De resto, erguer o corpo no torpor do antes como um nada e vestir as vestes remendadas e comer o pão dormido há dias. Que não se atrevessem à sua frente quaisquer slogans ou mensagens de paz. É duro arrastar o tempo esticado e ainda aguentar os sorrisos e as bandeiras desfraldadas a custa de tanta insensatez. É difícil pensar nos mortos, nos vivos sem memória e no quanto uns e outros têm em comum. Nada mais a fazer, enganos ditos e repetidos como um eco sem paradeiro. Afora os sem sentidos, os dentes em falta, tudo o mais é promessa, como esses prometidos que nos sustentam e sobre os quais não se dá notícia.
Consciências carcomidas, bandas podres erguem-se arma em punho contra sombras em debandada e perseguem uma a uma como parte obrigatória do entretenimento. Multidões aplaudem torturadores confessos e vangloriam-se de ganhos insubsistentes. Solo fraturado, rasgos estonteantes sob a negação do viés vesgo e desnorteado.
O sol desloca-se lento e ardido. A pele esfumaça a última esperança sepultada, narinas dilatadas absorvem o calor corrente enquanto a sola dos pés incrusta vagos rastros no asfalto. É um dia comum, como outro qualquer. A diferença é que antes caminhavam ao lado de mais da metade dos que agora soslaiam-se pelas esquinas. Uma manhã comum certamente conduz a uma tarde comum, que, por sua vez, deve levar a uma noite comum e a uma madrugada igualmente comum. Tudo numa lógica de cavilação que não leva em conta a razão despida e alojada noutro extremo.
Ninguém muda, a cena irrequieta acena muda. O silêncio vergonhoso perde-se no alarido dos festejos sem graça alguma. Todos se admiram, miram-se e retornam ao estado letárgico do sono profundo. Espera-se que outros dias possam vir com sóis novos e luzes novas. O tecido esgarçado da esperança é o único pano, encardido, desbotado, a se erguer em bandeira. Apelo de senhas resguardadas a pelo.

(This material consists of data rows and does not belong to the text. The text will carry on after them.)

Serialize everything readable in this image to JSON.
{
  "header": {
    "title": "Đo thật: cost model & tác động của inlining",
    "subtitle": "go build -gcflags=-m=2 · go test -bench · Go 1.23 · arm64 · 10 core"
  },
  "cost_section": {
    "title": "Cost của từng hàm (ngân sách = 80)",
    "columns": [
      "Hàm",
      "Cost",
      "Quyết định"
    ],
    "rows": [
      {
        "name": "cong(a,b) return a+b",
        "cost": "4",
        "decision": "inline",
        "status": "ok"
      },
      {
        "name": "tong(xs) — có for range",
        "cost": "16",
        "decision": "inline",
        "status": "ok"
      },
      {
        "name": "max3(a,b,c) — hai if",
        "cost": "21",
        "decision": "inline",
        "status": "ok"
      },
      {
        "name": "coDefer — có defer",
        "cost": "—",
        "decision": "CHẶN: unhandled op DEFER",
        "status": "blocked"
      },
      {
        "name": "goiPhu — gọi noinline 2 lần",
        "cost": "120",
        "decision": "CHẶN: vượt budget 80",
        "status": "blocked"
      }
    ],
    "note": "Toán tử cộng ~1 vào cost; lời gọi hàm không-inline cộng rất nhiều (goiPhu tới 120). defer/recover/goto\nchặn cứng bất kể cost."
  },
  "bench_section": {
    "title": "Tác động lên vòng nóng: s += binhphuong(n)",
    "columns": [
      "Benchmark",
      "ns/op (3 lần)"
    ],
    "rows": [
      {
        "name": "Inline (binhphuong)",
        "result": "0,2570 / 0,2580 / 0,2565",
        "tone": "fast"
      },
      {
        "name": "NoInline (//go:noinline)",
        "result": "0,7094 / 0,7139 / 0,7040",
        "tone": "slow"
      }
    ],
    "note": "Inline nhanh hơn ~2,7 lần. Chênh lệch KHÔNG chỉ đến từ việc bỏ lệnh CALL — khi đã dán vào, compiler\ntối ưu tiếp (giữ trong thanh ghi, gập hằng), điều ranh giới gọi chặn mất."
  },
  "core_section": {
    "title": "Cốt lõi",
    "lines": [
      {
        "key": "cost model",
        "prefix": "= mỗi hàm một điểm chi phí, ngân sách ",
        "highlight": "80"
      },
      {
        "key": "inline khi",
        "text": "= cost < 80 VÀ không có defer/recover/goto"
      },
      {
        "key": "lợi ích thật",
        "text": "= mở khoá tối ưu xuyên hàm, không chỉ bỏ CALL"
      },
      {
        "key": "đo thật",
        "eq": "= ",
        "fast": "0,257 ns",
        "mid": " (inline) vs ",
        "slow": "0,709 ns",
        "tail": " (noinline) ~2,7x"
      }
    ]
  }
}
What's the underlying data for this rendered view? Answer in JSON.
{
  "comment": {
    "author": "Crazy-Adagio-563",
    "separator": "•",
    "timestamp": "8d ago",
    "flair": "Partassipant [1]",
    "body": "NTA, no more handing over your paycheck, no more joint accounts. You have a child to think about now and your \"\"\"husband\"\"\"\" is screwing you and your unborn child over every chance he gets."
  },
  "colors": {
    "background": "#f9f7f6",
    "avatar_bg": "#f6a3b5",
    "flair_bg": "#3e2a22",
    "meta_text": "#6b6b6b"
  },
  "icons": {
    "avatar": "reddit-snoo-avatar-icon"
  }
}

O vento morno sopra sobre a tarde afeita ao vazio de ninguém mais. Grama esmaecida salta o fio vermelho do caminho por trás das grades. Olhar é longe, sombrio. Rios escorrem esquálidos, esgueiram-se fragilmente sobre os bancos de areia e ameaçam com a sequidão de verões cada vez mais longos. Não há como retornar ao terreno firme do passado. Barcos assombrados e recostam-se fincados no abandono enquanto lastreiam ratos a bordo.
Falta imensa no espaço, falta convicção e fé. Armam-se de argumentos até os dentes na comuna dos senhores da razão. A noite esconde os larápios e acalenta os corpos no descanso da fadiga. Mais um dia há de vir, Deus sabe a que preço. Farta e imersa no laço do lodaçal, a marca da ação litigante, em pele de cordeiro. Homens e mulheres consomem as últimas ofertas mostradas na televisão. Crianças esforçam-se para abrir os olhos, esticam o corpo e os braços e as pernas e bocejam.
Ao longe, canta o galo uma manhã sem sol e o canto ecoa no espelho preso à parede do quarto, fervilha no coador do café quentinho. Um dia comum como outros de antes, sem tirar nem por.